Comment est né ce projet ?
Initialement, c’était une création pour une game jam de 48 heures, la Ludum Dare. J’avais choisi l’univers des pompiers parce que c’est une idée qui m’a toujours trottée dans la tête et que mon fils, qui avait 3 ans à l’époque, était aussi un fan de pompiers. La game jam, c’est l’occasion parfaite pour tester une idée et je me disais que c’était étrange qu’il n’existe pas plus de jeux de pompiers grand public, parce que tout le monde adore ça ! À l’origine, seules les mécaniques de retours de flammes et d’extinction des feux étaient présentes, mais comme le prototype a rencontré pas mal de succès lors de la game jam, j’ai décidé de l’étoffer. Je me disais aussi que pour un premier projet, partir sur des ambitions modestes était plus prudent : en choisissant ce jeu, je limitais les risques de me perdre dedans, d’en faire trop. Et quand j’ai annoncé ça à mon fils, il était ravi ! C’était mon premier testeur d’ailleurs !

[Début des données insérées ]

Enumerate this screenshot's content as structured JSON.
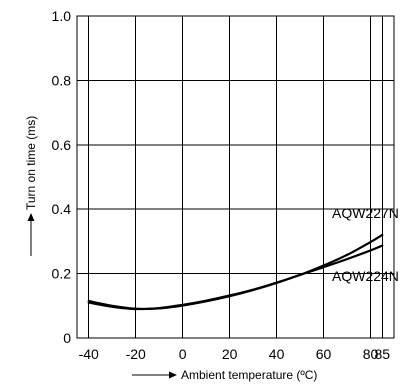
{
  "chart_data": {
    "type": "line",
    "xlabel": "Ambient temperature (ºC)",
    "ylabel": "Turn on time (ms)",
    "xlim": [
      -45,
      90
    ],
    "ylim": [
      0,
      1.0
    ],
    "x_ticks": [
      -40,
      -20,
      0,
      20,
      40,
      60,
      80,
      85
    ],
    "x_tick_labels": [
      "-40",
      "-20",
      "0",
      "20",
      "40",
      "60",
      "80",
      "85"
    ],
    "y_ticks": [
      0,
      0.2,
      0.4,
      0.6,
      0.8,
      1.0
    ],
    "y_tick_labels": [
      "0",
      "0.2",
      "0.4",
      "0.6",
      "0.8",
      "1.0"
    ],
    "grid": true,
    "series": [
      {
        "name": "AQW227N",
        "x": [
          -40,
          -30,
          -20,
          -10,
          0,
          10,
          20,
          30,
          40,
          50,
          60,
          70,
          80,
          85
        ],
        "y": [
          0.11,
          0.097,
          0.09,
          0.093,
          0.103,
          0.116,
          0.132,
          0.15,
          0.172,
          0.196,
          0.225,
          0.258,
          0.298,
          0.32
        ]
      },
      {
        "name": "AQW224N",
        "x": [
          -40,
          -30,
          -20,
          -10,
          0,
          10,
          20,
          30,
          40,
          50,
          60,
          70,
          80,
          85
        ],
        "y": [
          0.115,
          0.1,
          0.091,
          0.092,
          0.101,
          0.114,
          0.13,
          0.149,
          0.171,
          0.196,
          0.22,
          0.245,
          0.272,
          0.287
        ]
      }
    ]
  }
}
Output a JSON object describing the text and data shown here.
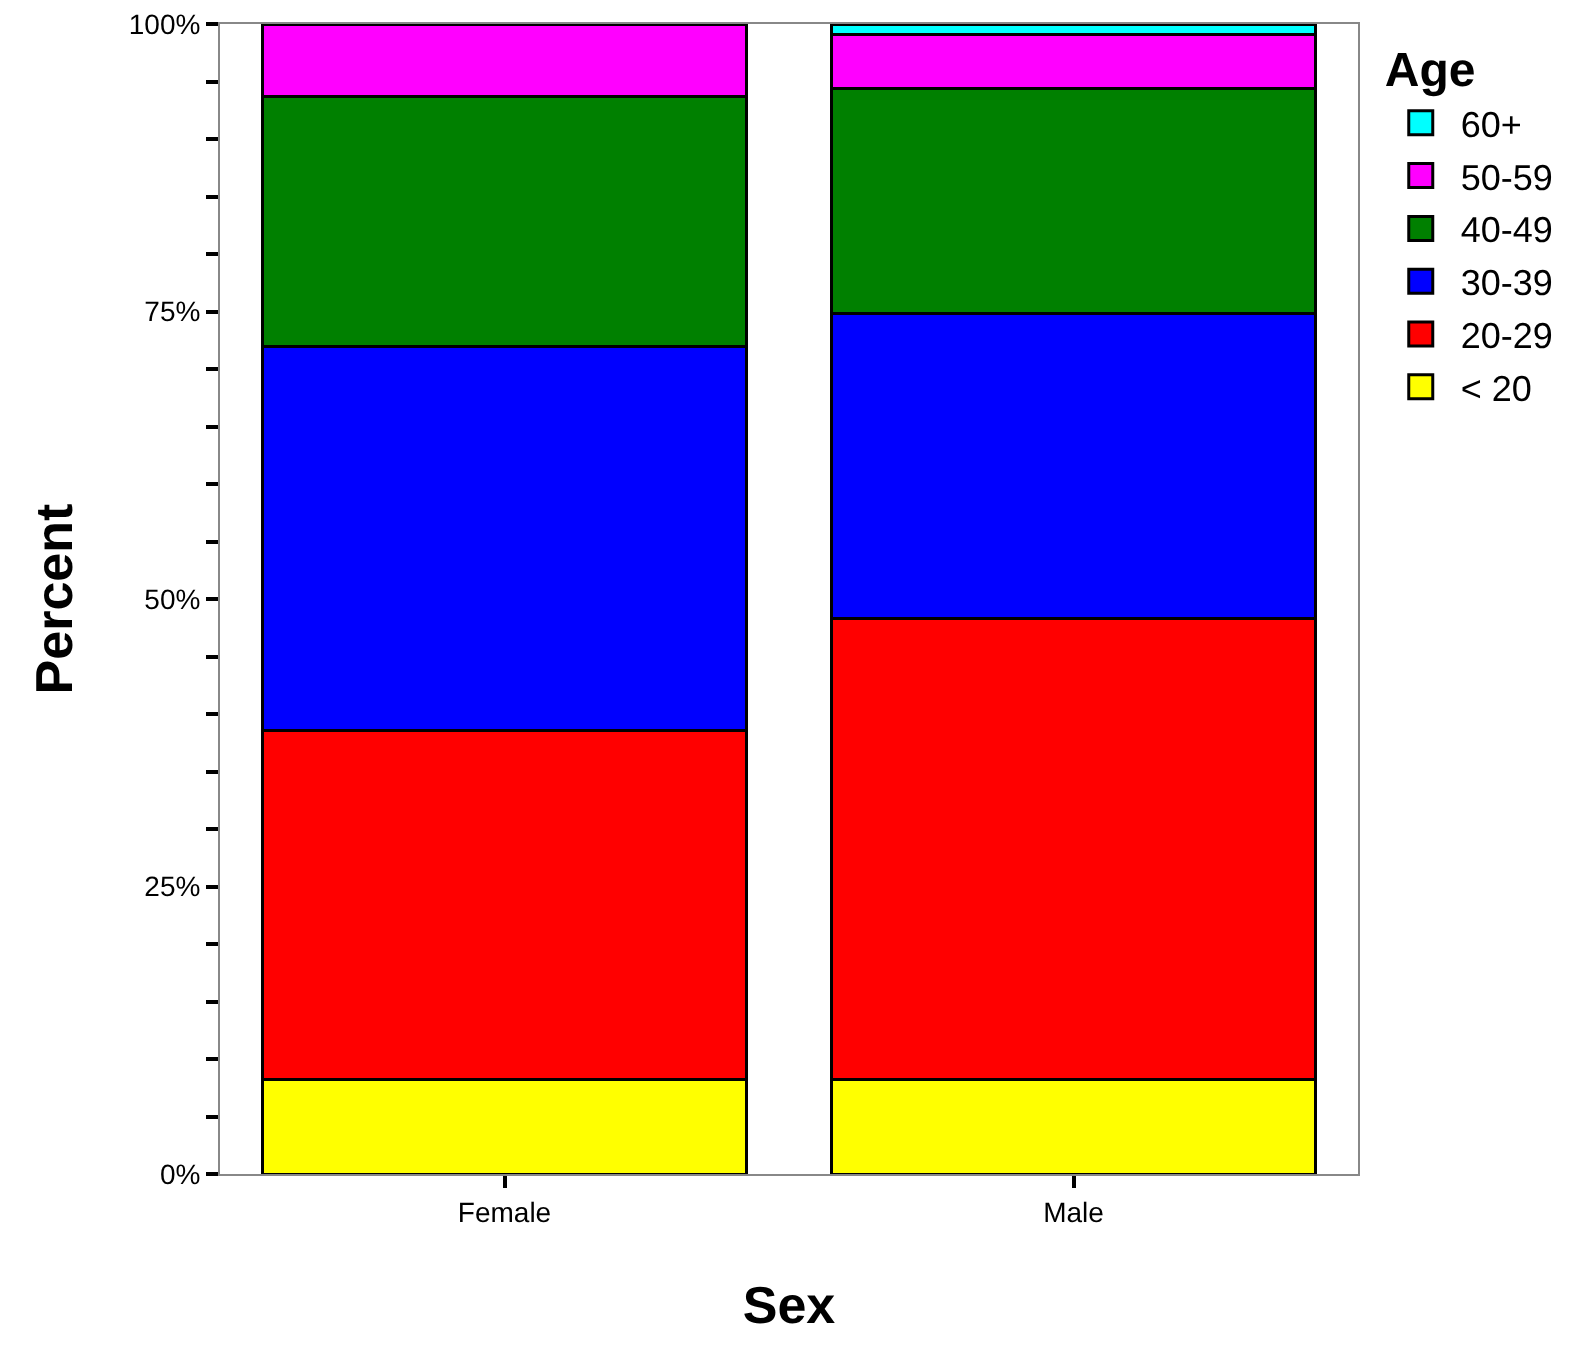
{
  "chart_data": {
    "type": "bar",
    "stacked": true,
    "xlabel": "Sex",
    "ylabel": "Percent",
    "legend_title": "Age",
    "legend": "top right",
    "grid": false,
    "categories": [
      "Female",
      "Male"
    ],
    "series": [
      {
        "name": "< 20",
        "color": "#ffff00",
        "values": [
          8.2,
          8.2
        ]
      },
      {
        "name": "20-29",
        "color": "#ff0000",
        "values": [
          30.4,
          40.1
        ]
      },
      {
        "name": "30-39",
        "color": "#0000ff",
        "values": [
          33.4,
          26.5
        ]
      },
      {
        "name": "40-49",
        "color": "#008000",
        "values": [
          21.7,
          19.6
        ]
      },
      {
        "name": "50-59",
        "color": "#ff00ff",
        "values": [
          6.3,
          4.7
        ]
      },
      {
        "name": "60+",
        "color": "#00ffff",
        "values": [
          null,
          0.9
        ]
      }
    ],
    "ylim": [
      0,
      100
    ],
    "yticks": [
      {
        "value": 0,
        "label": "0%"
      },
      {
        "value": 5,
        "label": null
      },
      {
        "value": 10,
        "label": null
      },
      {
        "value": 15,
        "label": null
      },
      {
        "value": 20,
        "label": null
      },
      {
        "value": 25,
        "label": "25%"
      },
      {
        "value": 30,
        "label": null
      },
      {
        "value": 35,
        "label": null
      },
      {
        "value": 40,
        "label": null
      },
      {
        "value": 45,
        "label": null
      },
      {
        "value": 50,
        "label": "50%"
      },
      {
        "value": 55,
        "label": null
      },
      {
        "value": 60,
        "label": null
      },
      {
        "value": 65,
        "label": null
      },
      {
        "value": 70,
        "label": null
      },
      {
        "value": 75,
        "label": "75%"
      },
      {
        "value": 80,
        "label": null
      },
      {
        "value": 85,
        "label": null
      },
      {
        "value": 90,
        "label": null
      },
      {
        "value": 95,
        "label": null
      },
      {
        "value": 100,
        "label": "100%"
      }
    ]
  }
}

Comment définiriez-vous l’atmosphère du jeu principal ?
Je voulais créer une ambiance mystérieuse, mais ne rien montrer, ne pas tomber dans le registre horrifique, mais proposer deux niveaux de lecture, pour qu’un enfant comme un adulte puissent profiter du jeu. J’aime l’idée que quelque chose d’absurde puisse potentiellement devenir effrayant, qu’un objet du quotidien puisse devenir terrifiant, anormal..
Le jeu propose un « mode enfants », qu’est-ce qui a motivé sa création ?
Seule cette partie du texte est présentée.